Location
- 429 Magnolia St Gridley, CA 95948Gridley, California

District information
- Type: Public
- Grades: K-12
- Superintendent: Justin Kern

Other information

= Gridley Unified School District =

School district in California, United States

The Gridley Unified School District (GUSD) is a public primary and secondary education school district located in Gridley, California, a suburban town north of Sacramento, California and south of Chico, California. It consists of two elementary schools, one middle school, one high school, and one continuation high school.

==High schools==

===Gridley High School===

Gridley High School is one of the two high schools in the Gridley Unified School District. The school was established in 1895 and has had an enrollment of about 670 students in the 2024-2025 school year. The principal of the school is Rikki-Lee Burresch and the vice principal is Emily Peery. The mascot of the school are the Bulldogs.

==Middle schools==

===Sycamore Middle School===
Sycamore Middle School is the only middle school in the Gridley Unified School District. The school teaches grades 6-8 and has had about 423 students in the 2024-2025 school year. The principal of the school is Christopher Schmidt. The vice principal is Traci Dukes. The mascot of the school are the Bullpups.

==Elementary schools==

===McKinley Primary School===
McKinley Primary School is one of the two elementary schools in the Gridley Unified School District. The school teaches grades K-1 and has had about 340 students in the 2024-2025 school year. The principal of the school is Rhiannon Treat.

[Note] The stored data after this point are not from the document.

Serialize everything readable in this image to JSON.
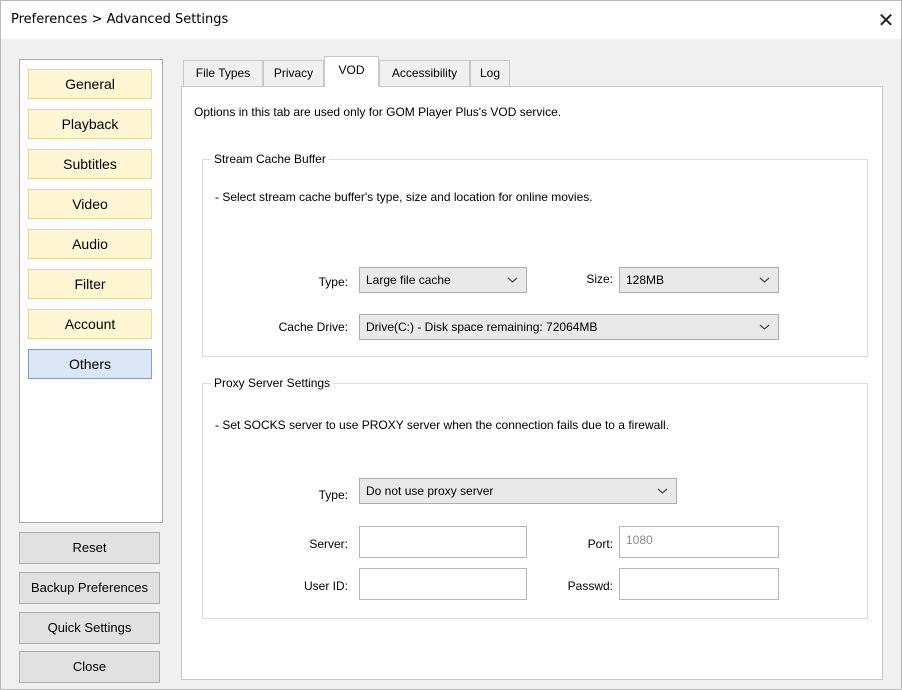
{
  "window": {
    "title": "Preferences > Advanced Settings",
    "close_glyph": "✕"
  },
  "sidebar": {
    "categories": [
      {
        "label": "General",
        "active": false
      },
      {
        "label": "Playback",
        "active": false
      },
      {
        "label": "Subtitles",
        "active": false
      },
      {
        "label": "Video",
        "active": false
      },
      {
        "label": "Audio",
        "active": false
      },
      {
        "label": "Filter",
        "active": false
      },
      {
        "label": "Account",
        "active": false
      },
      {
        "label": "Others",
        "active": true
      }
    ],
    "buttons": [
      "Reset",
      "Backup Preferences",
      "Quick Settings",
      "Close"
    ]
  },
  "tabs": [
    {
      "label": "File Types",
      "active": false
    },
    {
      "label": "Privacy",
      "active": false
    },
    {
      "label": "VOD",
      "active": true
    },
    {
      "label": "Accessibility",
      "active": false
    },
    {
      "label": "Log",
      "active": false
    }
  ],
  "vod": {
    "intro": "Options in this tab are used only for GOM Player Plus's VOD service.",
    "cache": {
      "title": "Stream Cache Buffer",
      "desc": "-   Select stream cache buffer's type, size and location for online movies.",
      "type_label": "Type:",
      "type_value": "Large file cache",
      "size_label": "Size:",
      "size_value": "128MB",
      "drive_label": "Cache Drive:",
      "drive_value": "Drive(C:) - Disk space remaining:  72064MB"
    },
    "proxy": {
      "title": "Proxy Server Settings",
      "desc": "-   Set SOCKS server to use PROXY server when the connection fails due to a firewall.",
      "type_label": "Type:",
      "type_value": "Do not use proxy server",
      "server_label": "Server:",
      "server_value": "",
      "port_label": "Port:",
      "port_value": "1080",
      "userid_label": "User ID:",
      "userid_value": "",
      "passwd_label": "Passwd:",
      "passwd_value": ""
    }
  },
  "colors": {
    "category_bg": "#fff6d4",
    "category_active_bg": "#dbe6f6",
    "button_bg": "#e1e1e1"
  }
}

The mascot of the school are the Mallards.

===Wilson Elementary School===
Wilson Elementary School is one of the two elementary schools in the Gridley Unified School District. The school teaches grades 2-5 and has had about 544 students in 2024-2025 school year. The principal of the school is Minden King and the vice principal is Sarah Moore. The mascot of the school are the Rams.

==Continuation schools==

===Esperanza High School===
Esperanza High School is one of the two high schools in the Gridley Unified School District and the only continuation school in the Gridley Unified School District. The school teaches grades 10-12 and has had about 23 students in 2024-2025 school year. The principal of the high school is Dr. Maggie Daugherty and the mascot of the school are the Eagles.